Vive la décroissance !

DécroissanceSur Romains 16, 3-9.16.22-27 et Luc 16,9-15

Frères et sœurs, chers amis, la question de la décroissance fait la une des revues et des journaux, et le plus souvent pour une raison précise : le sentiment, ou la certitude, que les ressources de notre terre sont limitées et ne peuvent continuer à être exploitées de manière déraisonnable. La question fait l’objet de débats, mais notre pape François est très favorable à cette décroissance dans son encyclique Laudato Si. Dont je me demande s’il n’est pas un de ces écrits prophétiques révélant un mystère, tel qu’évoqué dans notre première lecture.
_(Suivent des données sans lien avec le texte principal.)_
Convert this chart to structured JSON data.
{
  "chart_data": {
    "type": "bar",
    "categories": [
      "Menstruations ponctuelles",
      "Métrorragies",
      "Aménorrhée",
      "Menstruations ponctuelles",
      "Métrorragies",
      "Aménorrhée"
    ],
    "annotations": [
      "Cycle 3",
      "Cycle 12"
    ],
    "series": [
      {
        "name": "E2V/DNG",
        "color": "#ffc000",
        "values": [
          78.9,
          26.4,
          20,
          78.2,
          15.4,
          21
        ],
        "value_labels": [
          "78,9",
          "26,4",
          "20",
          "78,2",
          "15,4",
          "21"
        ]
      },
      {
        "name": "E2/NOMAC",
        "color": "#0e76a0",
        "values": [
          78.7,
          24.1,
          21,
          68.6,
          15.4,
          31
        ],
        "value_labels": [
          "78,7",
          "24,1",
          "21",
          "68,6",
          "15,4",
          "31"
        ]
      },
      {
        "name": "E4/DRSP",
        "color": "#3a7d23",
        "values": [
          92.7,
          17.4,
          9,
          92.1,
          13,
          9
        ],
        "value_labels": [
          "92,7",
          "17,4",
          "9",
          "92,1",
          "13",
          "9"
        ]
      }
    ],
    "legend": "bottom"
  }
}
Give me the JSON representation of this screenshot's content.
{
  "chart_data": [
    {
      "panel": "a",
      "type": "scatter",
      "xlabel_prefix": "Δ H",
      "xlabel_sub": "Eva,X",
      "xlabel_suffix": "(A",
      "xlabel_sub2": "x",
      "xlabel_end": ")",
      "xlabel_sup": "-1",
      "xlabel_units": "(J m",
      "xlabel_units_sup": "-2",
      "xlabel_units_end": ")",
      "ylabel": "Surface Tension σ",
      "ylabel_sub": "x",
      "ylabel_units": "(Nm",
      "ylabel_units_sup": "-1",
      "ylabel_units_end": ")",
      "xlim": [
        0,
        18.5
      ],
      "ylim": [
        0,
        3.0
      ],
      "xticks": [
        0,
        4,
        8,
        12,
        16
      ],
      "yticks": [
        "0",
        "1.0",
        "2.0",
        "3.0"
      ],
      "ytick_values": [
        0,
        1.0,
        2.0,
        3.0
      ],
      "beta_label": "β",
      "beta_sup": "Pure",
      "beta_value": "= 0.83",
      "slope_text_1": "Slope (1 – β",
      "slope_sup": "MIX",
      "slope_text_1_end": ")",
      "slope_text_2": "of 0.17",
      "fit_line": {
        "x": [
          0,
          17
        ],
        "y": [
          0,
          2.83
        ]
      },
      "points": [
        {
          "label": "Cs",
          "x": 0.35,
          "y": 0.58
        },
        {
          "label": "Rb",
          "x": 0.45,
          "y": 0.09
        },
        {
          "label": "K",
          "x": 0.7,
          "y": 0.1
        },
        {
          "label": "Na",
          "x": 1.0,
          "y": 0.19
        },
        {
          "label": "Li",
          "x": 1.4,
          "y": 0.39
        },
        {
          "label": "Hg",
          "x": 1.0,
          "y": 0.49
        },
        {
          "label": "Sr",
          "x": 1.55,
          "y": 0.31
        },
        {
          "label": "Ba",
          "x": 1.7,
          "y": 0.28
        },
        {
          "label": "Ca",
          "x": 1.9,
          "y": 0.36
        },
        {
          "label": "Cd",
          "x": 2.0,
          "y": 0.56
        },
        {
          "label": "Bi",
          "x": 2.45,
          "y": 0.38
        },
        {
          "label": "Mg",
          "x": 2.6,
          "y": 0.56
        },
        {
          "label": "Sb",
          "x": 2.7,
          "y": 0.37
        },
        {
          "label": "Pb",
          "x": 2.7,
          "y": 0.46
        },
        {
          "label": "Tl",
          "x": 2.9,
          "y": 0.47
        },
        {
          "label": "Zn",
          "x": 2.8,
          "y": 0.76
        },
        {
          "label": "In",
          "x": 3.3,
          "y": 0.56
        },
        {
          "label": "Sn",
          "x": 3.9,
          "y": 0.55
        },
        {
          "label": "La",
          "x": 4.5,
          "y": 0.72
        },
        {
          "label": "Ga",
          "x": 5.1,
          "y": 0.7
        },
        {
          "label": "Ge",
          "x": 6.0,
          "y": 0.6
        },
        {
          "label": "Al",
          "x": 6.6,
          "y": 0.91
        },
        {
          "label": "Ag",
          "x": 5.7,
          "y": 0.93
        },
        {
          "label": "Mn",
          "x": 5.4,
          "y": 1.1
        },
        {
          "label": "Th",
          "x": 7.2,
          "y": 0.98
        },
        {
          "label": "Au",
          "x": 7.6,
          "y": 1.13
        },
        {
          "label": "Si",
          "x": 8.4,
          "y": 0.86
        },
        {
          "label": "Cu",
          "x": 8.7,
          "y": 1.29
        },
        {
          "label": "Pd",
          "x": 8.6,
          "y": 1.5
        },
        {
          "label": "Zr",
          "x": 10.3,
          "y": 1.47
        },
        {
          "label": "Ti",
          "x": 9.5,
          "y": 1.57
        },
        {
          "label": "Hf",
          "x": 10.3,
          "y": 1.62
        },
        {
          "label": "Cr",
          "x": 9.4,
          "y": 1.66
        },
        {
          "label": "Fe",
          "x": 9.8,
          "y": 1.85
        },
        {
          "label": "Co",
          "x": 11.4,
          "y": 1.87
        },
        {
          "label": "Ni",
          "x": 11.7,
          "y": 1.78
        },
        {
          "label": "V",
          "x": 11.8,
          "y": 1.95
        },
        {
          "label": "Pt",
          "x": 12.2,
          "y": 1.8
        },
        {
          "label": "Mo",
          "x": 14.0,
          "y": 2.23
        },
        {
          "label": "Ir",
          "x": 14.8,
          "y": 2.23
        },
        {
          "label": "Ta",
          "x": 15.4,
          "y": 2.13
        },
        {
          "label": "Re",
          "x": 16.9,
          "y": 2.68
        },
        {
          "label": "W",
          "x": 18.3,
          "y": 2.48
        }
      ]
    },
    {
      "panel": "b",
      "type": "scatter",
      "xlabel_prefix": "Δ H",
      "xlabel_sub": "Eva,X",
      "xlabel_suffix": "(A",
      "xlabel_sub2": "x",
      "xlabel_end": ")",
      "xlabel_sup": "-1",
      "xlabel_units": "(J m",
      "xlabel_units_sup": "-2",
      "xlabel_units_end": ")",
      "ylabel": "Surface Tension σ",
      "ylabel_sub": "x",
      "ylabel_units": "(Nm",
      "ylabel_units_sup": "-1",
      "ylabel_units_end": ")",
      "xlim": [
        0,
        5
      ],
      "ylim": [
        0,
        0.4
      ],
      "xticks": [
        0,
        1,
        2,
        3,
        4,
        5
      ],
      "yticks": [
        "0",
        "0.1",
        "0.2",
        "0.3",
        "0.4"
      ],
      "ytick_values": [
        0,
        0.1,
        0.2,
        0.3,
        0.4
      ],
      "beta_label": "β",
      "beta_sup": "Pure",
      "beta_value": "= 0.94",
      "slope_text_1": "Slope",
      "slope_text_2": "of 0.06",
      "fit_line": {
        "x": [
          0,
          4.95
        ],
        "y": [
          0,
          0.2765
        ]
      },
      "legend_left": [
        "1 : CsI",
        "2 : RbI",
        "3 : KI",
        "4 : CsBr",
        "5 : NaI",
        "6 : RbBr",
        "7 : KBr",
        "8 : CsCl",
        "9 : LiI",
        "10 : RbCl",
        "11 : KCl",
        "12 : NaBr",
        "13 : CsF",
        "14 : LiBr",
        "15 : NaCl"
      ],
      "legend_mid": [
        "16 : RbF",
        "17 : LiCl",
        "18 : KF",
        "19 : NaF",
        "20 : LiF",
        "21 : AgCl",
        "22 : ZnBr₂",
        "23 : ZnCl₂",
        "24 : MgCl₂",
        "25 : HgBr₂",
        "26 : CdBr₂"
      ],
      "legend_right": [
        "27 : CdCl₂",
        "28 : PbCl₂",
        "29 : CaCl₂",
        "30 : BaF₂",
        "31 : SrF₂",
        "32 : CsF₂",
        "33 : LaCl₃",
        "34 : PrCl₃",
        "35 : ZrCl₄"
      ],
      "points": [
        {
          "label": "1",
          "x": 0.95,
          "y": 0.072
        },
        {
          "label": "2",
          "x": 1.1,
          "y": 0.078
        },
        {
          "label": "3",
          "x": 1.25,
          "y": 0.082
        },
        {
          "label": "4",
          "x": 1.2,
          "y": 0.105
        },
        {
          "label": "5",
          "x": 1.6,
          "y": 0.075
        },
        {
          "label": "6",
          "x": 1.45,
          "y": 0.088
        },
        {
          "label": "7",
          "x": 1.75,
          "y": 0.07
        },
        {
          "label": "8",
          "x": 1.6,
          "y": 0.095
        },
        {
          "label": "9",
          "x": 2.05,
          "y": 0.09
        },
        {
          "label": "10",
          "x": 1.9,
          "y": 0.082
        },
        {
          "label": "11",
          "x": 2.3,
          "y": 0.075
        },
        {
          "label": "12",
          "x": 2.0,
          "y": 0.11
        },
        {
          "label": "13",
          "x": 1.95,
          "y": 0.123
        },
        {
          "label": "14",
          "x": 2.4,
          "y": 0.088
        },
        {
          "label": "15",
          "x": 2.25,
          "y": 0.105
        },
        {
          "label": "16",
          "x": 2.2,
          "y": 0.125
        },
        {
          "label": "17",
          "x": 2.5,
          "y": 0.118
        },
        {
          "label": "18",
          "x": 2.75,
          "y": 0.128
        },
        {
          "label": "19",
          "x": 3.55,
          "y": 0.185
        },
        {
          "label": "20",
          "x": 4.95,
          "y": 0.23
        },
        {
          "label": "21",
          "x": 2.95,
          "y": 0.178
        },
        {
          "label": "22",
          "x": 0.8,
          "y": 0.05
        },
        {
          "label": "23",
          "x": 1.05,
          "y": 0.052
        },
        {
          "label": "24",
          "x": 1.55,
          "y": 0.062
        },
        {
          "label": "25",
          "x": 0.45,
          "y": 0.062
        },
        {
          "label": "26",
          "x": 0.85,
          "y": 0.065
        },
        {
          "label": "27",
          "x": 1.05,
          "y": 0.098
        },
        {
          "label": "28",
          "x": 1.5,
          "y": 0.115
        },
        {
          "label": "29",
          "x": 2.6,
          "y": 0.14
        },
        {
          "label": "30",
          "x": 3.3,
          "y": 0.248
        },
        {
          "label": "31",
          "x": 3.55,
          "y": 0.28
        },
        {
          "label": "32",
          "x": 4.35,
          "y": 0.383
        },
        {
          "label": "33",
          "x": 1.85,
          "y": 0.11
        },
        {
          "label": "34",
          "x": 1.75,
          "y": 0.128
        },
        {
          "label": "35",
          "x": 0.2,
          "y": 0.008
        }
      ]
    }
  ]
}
Vous vous demandez sans doute pourquoi j’évoque ce thème qui ne se présente pas tel quel dans nos lectures bibliques, mais je crois qu’il les rejoint. Dans l’évangile en effet, Jésus nous met en demeure de choisir entre Dieu et l’Argent, et l’on peut se demander ce qui les oppose fondamentalement, alors qu’ils ont plutôt l’air de se ressembler, orientés tous deux vers la croissance : je choisis l’argent pour en avoir plus encore, toujours plus, ou je choisis Dieu pour être plus près de lui, toujours plus.

Mais vous l’avez tous compris, l’apparence est trompeuse : si le moteur du monde de l’argent est bien la croissance, voire même l’accaparement, sans aucun égard pour les autres et l’environnement, comme le montre justement très bien l’encyclique Laudato Si, le moteur du monde divin est tout autre, justement de l’ordre de la mesure et même de la décroissance. Souvenez-vous : « Jésus, de riche qu’il était, s’est fait pauvre » ; ou encore : « il s’est anéanti lui-même, prenant la condition d’esclave ». Ou Jean-Baptiste disant : « il faut que Jésus croisse et que moi je diminue ». Sans parler de cette tradition juive selon laquelle Dieu a créé le monde en se retirant de lui-même. L’humilité, la pauvreté, le respect des autres et de la création sont les maîtres-mots du monde divin comme de la décroissance.

Il est peut-être là le mystère révélé dans l’encyclique, à savoir que ce n’est pas seulement pour une question d’épuisement des ressources naturelles que les chrétiens sont invités à vivre la décroissance, mais parce que celle-ci est dans un certain sens constitutive de la vie chrétienne. Du coup, ne sommes-nous pas conduits à jeter un autre regard sur les différents appauvrissements dont nous sommes les témoins ou même les victimes ? Je ne m’en réjouis pas, mais quand l’Église se trouve moins riche, quand sa voix paraît être difficilement entendue, quand nos assemblées chrétiennes ou nos communautés religieuses sont moins nombreuses, quand nous sommes invités à consommer moins et souvent mieux les produits de toutes sortes qui nous sont offerts, nous pouvons nous plaindre, regretter le bon vieux temps où tout était si merveilleux, où nous n’avions pas à compter, mais nous pouvons aussi nous demander si le Seigneur ne nous offre pas là des occasions de vivre notre vie autrement, de nous tourner avec plus de force et d’engagement vers lui pour en faire notre seul appui.

Dieu a donc choisi pour lui, pour Jésus, et pour nous une certaine forme de décroissance, et nous n’avons pas à nous en affliger : pour cette première raison que cela nous aide à nous tenir à distance de l’idolâtrie de l’argent, et pour cette seconde raison qu’elle est la meilleure manière de laisser place à l’autre, et à cet autre qu’est Dieu lui-même.